TERCERO.- Motivos del recurso. Análisis.
El artículo 20.1.b) de la L.O. 3/2018, de 5 de diciembre, de protección de datos personales y garantía de los derechos digitales, exige entre los requisitos para que proceda la comunicación de una deuda a un fichero de solvencia: "b) Que los datos se refieran a deudas ciertas, vencidas y exigibles, cuya existencia o cuantía no hubiese sido objeto de reclamación administrativa o judicial por el deudor o mediante un procedimiento alternativo de resolución de disputas vinculante entre las partes."
Con carácter previo, debe señalarse que la diferencia de importes entre la deuda existente y la comunicada al fichero carece de relevancia en cuanto a determinar si se ha vulnerado el derecho al honor de la deudora, si se acredita que existía una deuda cierta, vencida y exigible. Esa diferencia de importes no significa que el tratamiento de los datos en el fichero de solvencia sea incorrecto ni que haya vulnerado su derecho al honor, como ha destacado la jurisprudencia, incluso en el caso de que la cantidad comunicada al fichero no fuera correcta y así lo señala la STS 945/2022, de 20 de diciembre: "que sus datos fueran objeto de tratamiento en un fichero sobre solvencia patrimonial no vulnera su derecho al honor, por más que la cantidad comunicada al fichero no fuera la correcta, pues lo que vulnera el honor del afectado no es que la cuantía de la deuda que consta en el registro sea incorrecta, sino que se dé al afectado el tratamiento de moroso, incumplidor de sus obligaciones dinerarias, sin serlo."

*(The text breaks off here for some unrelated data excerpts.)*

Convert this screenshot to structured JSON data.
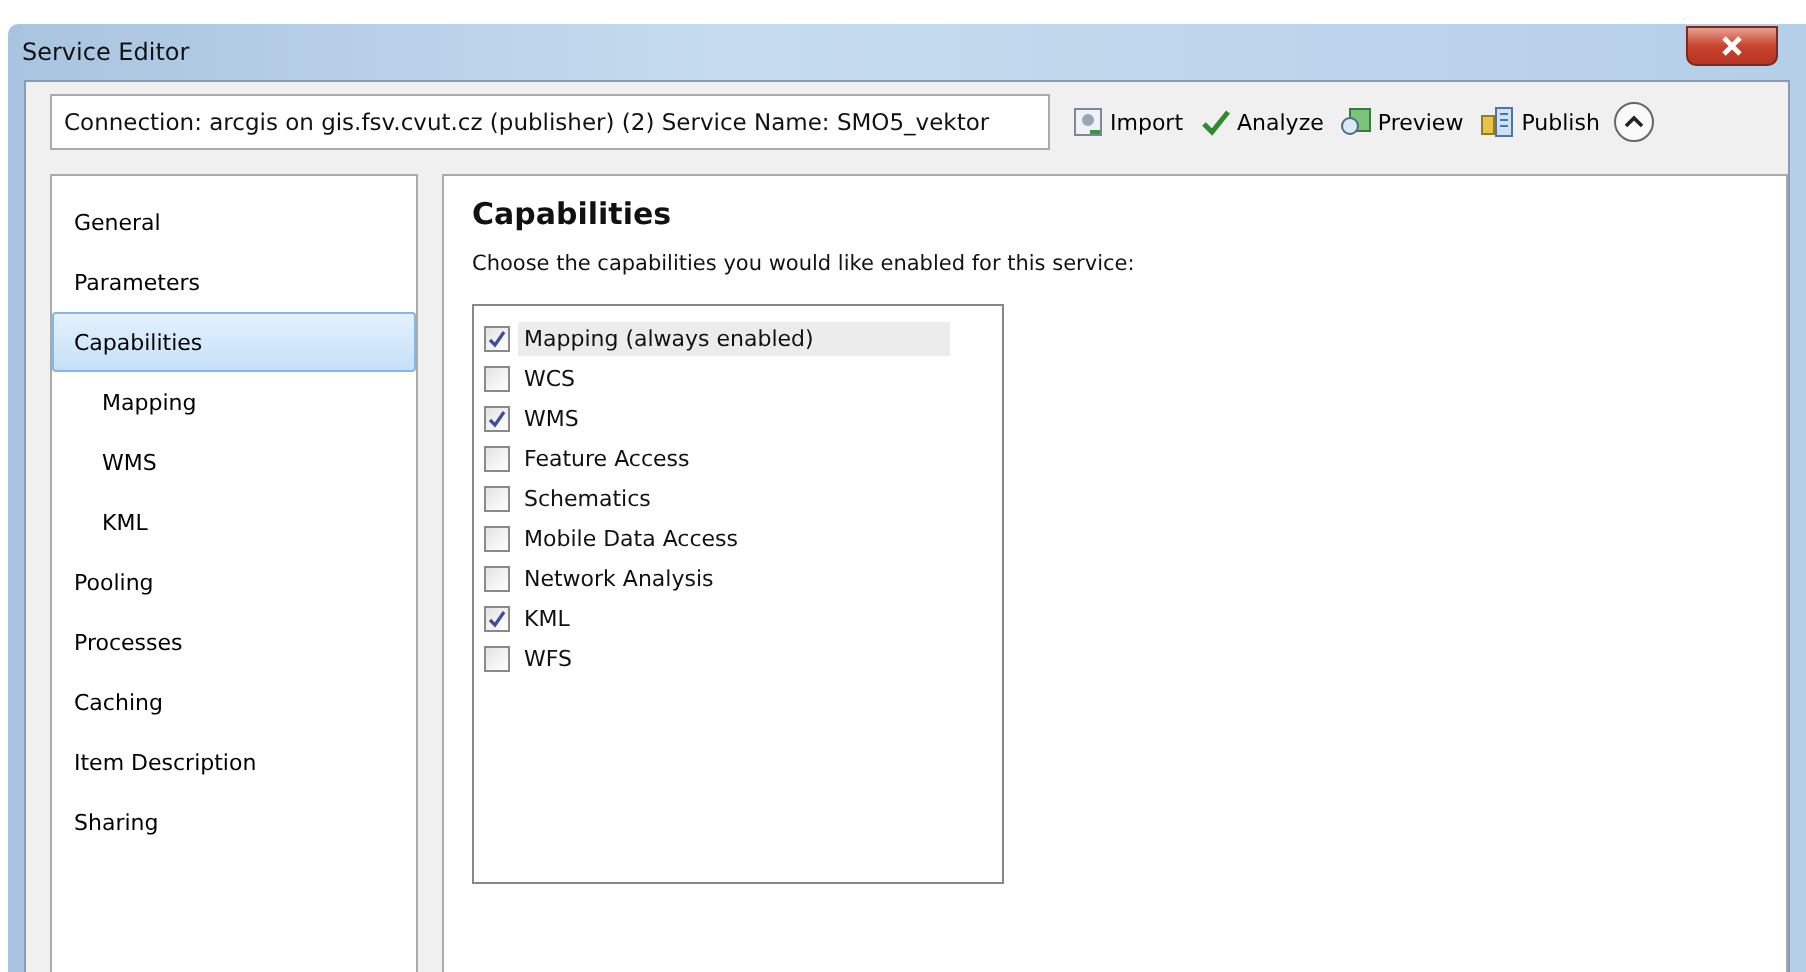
{
  "window": {
    "title": "Service Editor"
  },
  "connection": {
    "text": "Connection: arcgis on gis.fsv.cvut.cz (publisher) (2)  Service Name: SMO5_vektor"
  },
  "toolbar": [
    {
      "label": "Import",
      "kind": "import"
    },
    {
      "label": "Analyze",
      "kind": "analyze"
    },
    {
      "label": "Preview",
      "kind": "preview"
    },
    {
      "label": "Publish",
      "kind": "publish"
    }
  ],
  "sidebar": {
    "items": [
      {
        "label": "General",
        "selected": false
      },
      {
        "label": "Parameters",
        "selected": false
      },
      {
        "label": "Capabilities",
        "selected": true,
        "children": [
          {
            "label": "Mapping",
            "selected": false
          },
          {
            "label": "WMS",
            "selected": false
          },
          {
            "label": "KML",
            "selected": false
          }
        ]
      },
      {
        "label": "Pooling",
        "selected": false
      },
      {
        "label": "Processes",
        "selected": false
      },
      {
        "label": "Caching",
        "selected": false
      },
      {
        "label": "Item Description",
        "selected": false
      },
      {
        "label": "Sharing",
        "selected": false
      }
    ]
  },
  "content": {
    "heading": "Capabilities",
    "instruction": "Choose the capabilities you would like enabled for this service:",
    "capabilities": [
      {
        "label": "Mapping (always enabled)",
        "checked": true,
        "selected": true
      },
      {
        "label": "WCS",
        "checked": false,
        "selected": false
      },
      {
        "label": "WMS",
        "checked": true,
        "selected": false
      },
      {
        "label": "Feature Access",
        "checked": false,
        "selected": false
      },
      {
        "label": "Schematics",
        "checked": false,
        "selected": false
      },
      {
        "label": "Mobile Data Access",
        "checked": false,
        "selected": false
      },
      {
        "label": "Network Analysis",
        "checked": false,
        "selected": false
      },
      {
        "label": "KML",
        "checked": true,
        "selected": false
      },
      {
        "label": "WFS",
        "checked": false,
        "selected": false
      }
    ]
  }
}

Como consecuencia de ello, puede decirse que la incorrección del dato relativo a la cuantía de la deuda que constaba en el fichero de morosos no supone una vulneración del derecho al honor pues no añade un desvalor relevante respecto de la protección de dicho derecho fundamental al que ya supone ser tratado, justificadamente, como moroso.
La STS de 6-3-2014, tiene dicho que: " Esta Sala, en su Sentencia de Pleno de 24 de abril de 2009, RC n.º 2221/2002 , reiterando la doctrina que ya sentó la STS de 5 de julio de 2004 ha estimado que la inclusión en un registro de morosos, erróneamente, sin que concurra veracidad, es una intromisión ilegítima en el derecho al honor, por cuanto es una imputación, la de ser moroso, que lesiona la dignidad de la persona y menoscaba su fama y atenta a su propia estimación, precisando que es intrascendente el que el registro haya sido o no consultado por terceras personas, ya que basta la posibilidad de conocimiento por un público, sea o no restringido y que esta falsa morosidad haya salido de la esfera interna del conocimiento de los supuestos acreedor y deudor, para pasar a ser de una proyección pública, de manera que si, además, es conocido por terceros y ello provoca unas consecuencias económicas (como la negación de un préstamo hipotecario) o un grave perjuicio a un comerciante (como el rechazo de la línea de crédito) sería indemnizable, además del daño moral que supone la intromisión en el derecho al honor y que impone el artículo 9.3 LPDH. Por todo ello, la inclusión equivocada o errónea de datos de una persona en un registro de morosos reviste gran trascendencia por sus efectos y por las consecuencias negativas que de ello se pueden derivar hacia la misma, de modo que la conducta de quien maneja estos datos debe ser de la máxima diligencia para evitar posibles errores. En suma, la información publicada o divulgada debe ser veraz, pues de no serlo debe reputarse contraria a la ley y, como acto ilícito, susceptible de causar daños a la persona a la que se refiere la incorrecta información. La veracidad de la información es pues el parámetro que condiciona la existencia o no de intromisión ilegítima en el derecho al honor, hasta tal punto que la STS de 5 julio 2004 antes citada, señala que la veracidad de los hechos excluye la protección del derecho al honor; en efecto, el Tribunal Constitucional ha reiterado que para que sea legítimo el derecho constitucional de comunicar libremente información es preciso entre otros requisitos que lo informado sea veraz, lo que supone el deber especial del informador de comprobar la autenticidad de los hechos que expone, mediante las oportunas averiguaciones, empleando la diligencia que, en función de las circunstancias de lo informado, medio utilizado y propósito pretendido, resulte exigible al informador".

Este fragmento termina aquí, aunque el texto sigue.